Nell’ottobre 2020 ero a Milano insieme al mio compagno. Due giorni prima della nostra partenza per la Sicilia compaiono dolori sparsi nel corpo, senso di spossatezza tipico di quando si ha la febbre e temperatura a 38°. Fossero stati altri tempi sarebbe bastata una tachipirina. Questa volta invece no. Chiamo il medico di base di Milano che mi consiglia subito di fare un tampone, «meglio farlo a pagamento altrimenti aspetterà parecchi giorni» mi dice.
Riesco a prenotarlo al prezzo di 92 euro dalla parte opposta della città per il martedì successivo, cinque giorni dopo la comparsa dei primi sintomi. Un’impresa riuscire ad andare non avendo macchina e non potendo prendere nessun mezzo. Chiedo il favore a un amico taxista che, generosamente, mi accompagna prendendosi anche il rischio. Riceverò l’esito al nono giorno della malattia.
Mi avevano assicurato che, in caso di positività, sarei stata informata entro e massimo 48 ore. In realtà di ore ne sono passate 72 prima di ricevere la telefonata “confortante”. La febbre, intanto, dopo il primo giorno era scesa a 37,5° per poi stabilizzarsi a 37,2° per oltre una settimana buona. Ho di fatto ricevuto la telefonata che mi informava dell’esito del tampone quando la febbre era quasi sparita. Se non avessi avuto quel poco di temperatura sarei potuta andare in giro tranquillamente a contagiare chissà quante altre persone.
Non finisce qui. Nonostante il prezzo folle mi informano che non avrebbero avuto modo di caricare online il risultato. Qualcuno sarebbe dovuto andare a ritirare il referto perché, in caso di positività, il medico di base senza un foglio tra le mani non avrebbe potuto proseguire con la burocrazia Covid.
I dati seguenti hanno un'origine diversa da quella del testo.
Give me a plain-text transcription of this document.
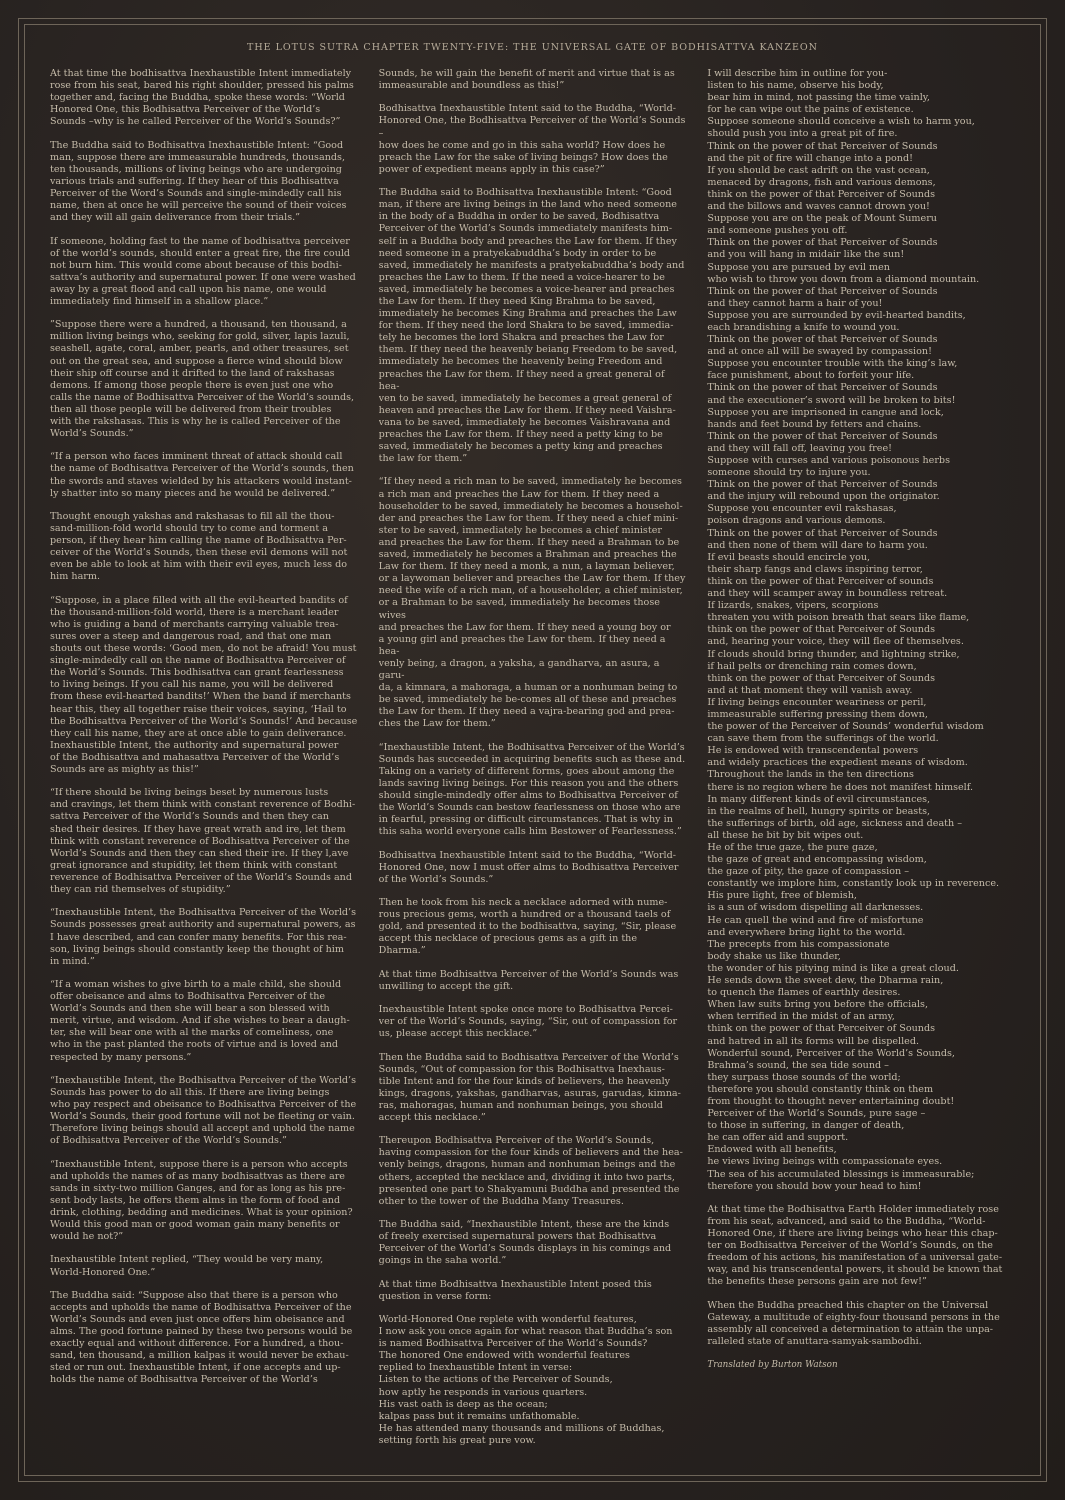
THE LOTUS SUTRA CHAPTER TWENTY-FIVE: THE UNIVERSAL GATE OF BODHISATTVA KANZEON

At that time the bodhisattva Inexhaustible Intent immediately
rose from his seat, bared his right shoulder, pressed his palms
together and, facing the Buddha, spoke these words: “World
Honored One, this Bodhisattva Perceiver of the World’s
Sounds –why is he called Perceiver of the World’s Sounds?”

The Buddha said to Bodhisattva Inexhaustible Intent: “Good
man, suppose there are immeasurable hundreds, thousands,
ten thousands, millions of living beings who are undergoing
various trials and suffering. If they hear of this Bodhisattva
Perceiver of the Word’s Sounds and single-mindedly call his
name, then at once he will perceive the sound of their voices
and they will all gain deliverance from their trials.”

If someone, holding fast to the name of bodhisattva perceiver
of the world’s sounds, should enter a great fire, the fire could
not burn him. This would come about because of this bodhi-
sattva’s authority and supernatural power. If one were washed
away by a great flood and call upon his name, one would
immediately find himself in a shallow place.”

”Suppose there were a hundred, a thousand, ten thousand, a
million living beings who, seeking for gold, silver, lapis lazuli,
seashell, agate, coral, amber, pearls, and other treasures, set
out on the great sea, and suppose a fierce wind should blow
their ship off course and it drifted to the land of rakshasas
demons. If among those people there is even just one who
calls the name of Bodhisattva Perceiver of the World’s sounds,
then all those people will be delivered from their troubles
with the rakshasas. This is why he is called Perceiver of the
World’s Sounds.”

“If a person who faces imminent threat of attack should call
the name of Bodhisattva Perceiver of the World’s sounds, then
the swords and staves wielded by his attackers would instant-
ly shatter into so many pieces and he would be delivered.”

Thought enough yakshas and rakshasas to fill all the thou-
sand-million-fold world should try to come and torment a
person, if they hear him calling the name of Bodhisattva Per-
ceiver of the World’s Sounds, then these evil demons will not
even be able to look at him with their evil eyes, much less do
him harm.

“Suppose, in a place filled with all the evil-hearted bandits of
the thousand-million-fold world, there is a merchant leader
who is guiding a band of merchants carrying valuable trea-
sures over a steep and dangerous road, and that one man
shouts out these words: ‘Good men, do not be afraid! You must
single-mindedly call on the name of Bodhisattva Perceiver of
the World’s Sounds. This bodhisattva can grant fearlessness
to living beings. If you call his name, you will be delivered
from these evil-hearted bandits!’ When the band if merchants
hear this, they all together raise their voices, saying, ‘Hail to
the Bodhisattva Perceiver of the World’s Sounds!’ And because
they call his name, they are at once able to gain deliverance.
Inexhaustible Intent, the authority and supernatural power
of the Bodhisattva and mahasattva Perceiver of the World’s
Sounds are as mighty as this!”

“If there should be living beings beset by numerous lusts
and cravings, let them think with constant reverence of Bodhi-
sattva Perceiver of the World’s Sounds and then they can
shed their desires. If they have great wrath and ire, let them
think with constant reverence of Bodhisattva Perceiver of the
World’s Sounds and then they can shed their ire. If they l,ave
great ignorance and stupidity, let them think with constant
reverence of Bodhisattva Perceiver of the World’s Sounds and
they can rid themselves of stupidity.”

“Inexhaustible Intent, the Bodhisattva Perceiver of the World’s
Sounds possesses great authority and supernatural powers, as
I have described, and can confer many benefits. For this rea-
son, living beings should constantly keep the thought of him
in mind.”

“If a woman wishes to give birth to a male child, she should
offer obeisance and alms to Bodhisattva Perceiver of the
World’s Sounds and then she will bear a son blessed with
merit, virtue, and wisdom. And if she wishes to bear a daugh-
ter, she will bear one with al the marks of comeliness, one
who in the past planted the roots of virtue and is loved and
respected by many persons.”

“Inexhaustible Intent, the Bodhisattva Perceiver of the World’s
Sounds has power to do all this. If there are living beings
who pay respect and obeisance to Bodhisattva Perceiver of the
World’s Sounds, their good fortune will not be fleeting or vain.
Therefore living beings should all accept and uphold the name
of Bodhisattva Perceiver of the World’s Sounds.”

“Inexhaustible Intent, suppose there is a person who accepts
and upholds the names of as many bodhisattvas as there are
sands in sixty-two million Ganges, and for as long as his pre-
sent body lasts, he offers them alms in the form of food and
drink, clothing, bedding and medicines. What is your opinion?
Would this good man or good woman gain many benefits or
would he not?”

Inexhaustible Intent replied, “They would be very many,
World-Honored One.”

The Buddha said: “Suppose also that there is a person who
accepts and upholds the name of Bodhisattva Perceiver of the
World’s Sounds and even just once offers him obeisance and
alms. The good fortune pained by these two persons would be
exactly equal and without difference. For a hundred, a thou-
sand, ten thousand, a million kalpas it would never be exhau-
sted or run out. Inexhaustible Intent, if one accepts and up-
holds the name of Bodhisattva Perceiver of the World’s

Sounds, he will gain the benefit of merit and virtue that is as
immeasurable and boundless as this!”

Bodhisattva Inexhaustible Intent said to the Buddha, “World-
Honored One, the Bodhisattva Perceiver of the World’s Sounds –
how does he come and go in this saha world? How does he
preach the Law for the sake of living beings? How does the
power of expedient means apply in this case?”

The Buddha said to Bodhisattva Inexhaustible Intent: “Good
man, if there are living beings in the land who need someone
in the body of a Buddha in order to be saved, Bodhisattva
Perceiver of the World’s Sounds immediately manifests him-
self in a Buddha body and preaches the Law for them. If they
need someone in a pratyekabuddha’s body in order to be
saved, immediately he manifests a pratyekabuddha’s body and
preaches the Law to them. If the need a voice-hearer to be
saved, immediately he becomes a voice-hearer and preaches
the Law for them. If they need King Brahma to be saved,
immediately he becomes King Brahma and preaches the Law
for them. If they need the lord Shakra to be saved, immedia-
tely he becomes the lord Shakra and preaches the Law for
them. If they need the heavenly beiang Freedom to be saved,
immediately he becomes the heavenly being Freedom and
preaches the Law for them. If they need a great general of hea-
ven to be saved, immediately he becomes a great general of
heaven and preaches the Law for them. If they need Vaishra-
vana to be saved, immediately he becomes Vaishravana and
preaches the Law for them. If they need a petty king to be
saved, immediately he becomes a petty king and preaches
the law for them.”

“If they need a rich man to be saved, immediately he becomes
a rich man and preaches the Law for them. If they need a
householder to be saved, immediately he becomes a househol-
der and preaches the Law for them. If they need a chief mini-
ster to be saved, immediately he becomes a chief minister
and preaches the Law for them. If they need a Brahman to be
saved, immediately he becomes a Brahman and preaches the
Law for them. If they need a monk, a nun, a layman believer,
or a laywoman believer and preaches the Law for them. If they
need the wife of a rich man, of a householder, a chief minister,
or a Brahman to be saved, immediately he becomes those wives
and preaches the Law for them. If they need a young boy or
a young girl and preaches the Law for them. If they need a hea-
venly being, a dragon, a yaksha, a gandharva, an asura, a garu-
da, a kimnara, a mahoraga, a human or a nonhuman being to
be saved, immediately he be-comes all of these and preaches
the Law for them. If they need a vajra-bearing god and prea-
ches the Law for them.”

“Inexhaustible Intent, the Bodhisattva Perceiver of the World’s
Sounds has succeeded in acquiring benefits such as these and.
Taking on a variety of different forms, goes about among the
lands saving living beings. For this reason you and the others
should single-mindedly offer alms to Bodhisattva Perceiver of
the World’s Sounds can bestow fearlessness on those who are
in fearful, pressing or difficult circumstances. That is why in
this saha world everyone calls him Bestower of Fearlessness.”

Bodhisattva Inexhaustible Intent said to the Buddha, “World-
Honored One, now I must offer alms to Bodhisattva Perceiver
of the World’s Sounds.”

Then he took from his neck a necklace adorned with nume-
rous precious gems, worth a hundred or a thousand taels of
gold, and presented it to the bodhisattva, saying, “Sir, please
accept this necklace of precious gems as a gift in the
Dharma.”

At that time Bodhisattva Perceiver of the World’s Sounds was
unwilling to accept the gift.

Inexhaustible Intent spoke once more to Bodhisattva Percei-
ver of the World’s Sounds, saying, “Sir, out of compassion for
us, please accept this necklace.”

Then the Buddha said to Bodhisattva Perceiver of the World’s
Sounds, “Out of compassion for this Bodhisattva Inexhaus-
tible Intent and for the four kinds of believers, the heavenly
kings, dragons, yakshas, gandharvas, asuras, garudas, kimna-
ras, mahoragas, human and nonhuman beings, you should
accept this necklace.”

Thereupon Bodhisattva Perceiver of the World’s Sounds,
having compassion for the four kinds of believers and the hea-
venly beings, dragons, human and nonhuman beings and the
others, accepted the necklace and, dividing it into two parts,
presented one part to Shakyamuni Buddha and presented the
other to the tower of the Buddha Many Treasures.

The Buddha said, “Inexhaustible Intent, these are the kinds
of freely exercised supernatural powers that Bodhisattva
Perceiver of the World’s Sounds displays in his comings and
goings in the saha world.”

At that time Bodhisattva Inexhaustible Intent posed this
question in verse form:

World-Honored One replete with wonderful features,
I now ask you once again for what reason that Buddha’s son
is named Bodhisattva Perceiver of the World’s Sounds?
The honored One endowed with wonderful features
replied to Inexhaustible Intent in verse:
Listen to the actions of the Perceiver of Sounds,
how aptly he responds in various quarters.
His vast oath is deep as the ocean;
kalpas pass but it remains unfathomable.
He has attended many thousands and millions of Buddhas,
setting forth his great pure vow.

I will describe him in outline for you-
listen to his name, observe his body,
bear him in mind, not passing the time vainly,
for he can wipe out the pains of existence.
Suppose someone should conceive a wish to harm you,
should push you into a great pit of fire.
Think on the power of that Perceiver of Sounds
and the pit of fire will change into a pond!
If you should be cast adrift on the vast ocean,
menaced by dragons, fish and various demons,
think on the power of that Perceiver of Sounds
and the billows and waves cannot drown you!
Suppose you are on the peak of Mount Sumeru
and someone pushes you off.
Think on the power of that Perceiver of Sounds
and you will hang in midair like the sun!
Suppose you are pursued by evil men
who wish to throw you down from a diamond mountain.
Think on the power of that Perceiver of Sounds
and they cannot harm a hair of you!
Suppose you are surrounded by evil-hearted bandits,
each brandishing a knife to wound you.
Think on the power of that Perceiver of Sounds
and at once all will be swayed by compassion!
Suppose you encounter trouble with the king’s law,
face punishment, about to forfeit your life.
Think on the power of that Perceiver of Sounds
and the executioner’s sword will be broken to bits!
Suppose you are imprisoned in cangue and lock,
hands and feet bound by fetters and chains.
Think on the power of that Perceiver of Sounds
and they will fall off, leaving you free!
Suppose with curses and various poisonous herbs
someone should try to injure you.
Think on the power of that Perceiver of Sounds
and the injury will rebound upon the originator.
Suppose you encounter evil rakshasas,
poison dragons and various demons.
Think on the power of that Perceiver of Sounds
and then none of them will dare to harm you.
If evil beasts should encircle you,
their sharp fangs and claws inspiring terror,
think on the power of that Perceiver of sounds
and they will scamper away in boundless retreat.
If lizards, snakes, vipers, scorpions
threaten you with poison breath that sears like flame,
think on the power of that Perceiver of Sounds
and, hearing your voice, they will flee of themselves.
If clouds should bring thunder, and lightning strike,
if hail pelts or drenching rain comes down,
think on the power of that Perceiver of Sounds
and at that moment they will vanish away.
If living beings encounter weariness or peril,
immeasurable suffering pressing them down,
the power of the Perceiver of Sounds’ wonderful wisdom
can save them from the sufferings of the world.
He is endowed with transcendental powers
and widely practices the expedient means of wisdom.
Throughout the lands in the ten directions
there is no region where he does not manifest himself.
In many different kinds of evil circumstances,
in the realms of hell, hungry spirits or beasts,
the sufferings of birth, old age, sickness and death –
all these he bit by bit wipes out.
He of the true gaze, the pure gaze,
the gaze of great and encompassing wisdom,
the gaze of pity, the gaze of compassion –
constantly we implore him, constantly look up in reverence.
His pure light, free of blemish,
is a sun of wisdom dispelling all darknesses.
He can quell the wind and fire of misfortune
and everywhere bring light to the world.
The precepts from his compassionate
body shake us like thunder,
the wonder of his pitying mind is like a great cloud.
He sends down the sweet dew, the Dharma rain,
to quench the flames of earthly desires.
When law suits bring you before the officials,
when terrified in the midst of an army,
think on the power of that Perceiver of Sounds
and hatred in all its forms will be dispelled.
Wonderful sound, Perceiver of the World’s Sounds,
Brahma’s sound, the sea tide sound –
they surpass those sounds of the world;
therefore you should constantly think on them
from thought to thought never entertaining doubt!
Perceiver of the World’s Sounds, pure sage –
to those in suffering, in danger of death,
he can offer aid and support.
Endowed with all benefits,
he views living beings with compassionate eyes.
The sea of his accumulated blessings is immeasurable;
therefore you should bow your head to him!

At that time the Bodhisattva Earth Holder immediately rose
from his seat, advanced, and said to the Buddha, “World-
Honored One, if there are living beings who hear this chap-
ter on Bodhisattva Perceiver of the World’s Sounds, on the
freedom of his actions, his manifestation of a universal gate-
way, and his transcendental powers, it should be known that
the benefits these persons gain are not few!”

When the Buddha preached this chapter on the Universal
Gateway, a multitude of eighty-four thousand persons in the
assembly all conceived a determination to attain the unpa-
ralleled state of anuttara-samyak-sambodhi.

Translated by Burton Watson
E chi andrà, mi chiedevo? Possibile che a Milano non abbiano modo di caricare online un referto? Alla fine è andato il mio compagno, erano passati 9 giorni e non aveva avuto alcun sintomo.
Le chiamate al medico di base per informarla della mia situazione avrei potuto anche risparmiarmele, era come parlare con me stessa dall’altro lato della cornetta. Non mi ha mai consigliato un farmaco, mai una parola di conforto, mai un suggerimento che potesse tirarmi su il morale in giorni che sembravano infiniti e in preda al panico, all’ansia e alla paura più totale. Tutto ciò nonostante di fatto stessi abbastanza bene, senza tachipirina, ma con vigile attesa. Più che le mie condizioni mediche, è stata questa sensazione di sospensione in cui ogni giorno che passava sembrava comparisse un nuovo sintomo a non aiutarmi nella ripresa.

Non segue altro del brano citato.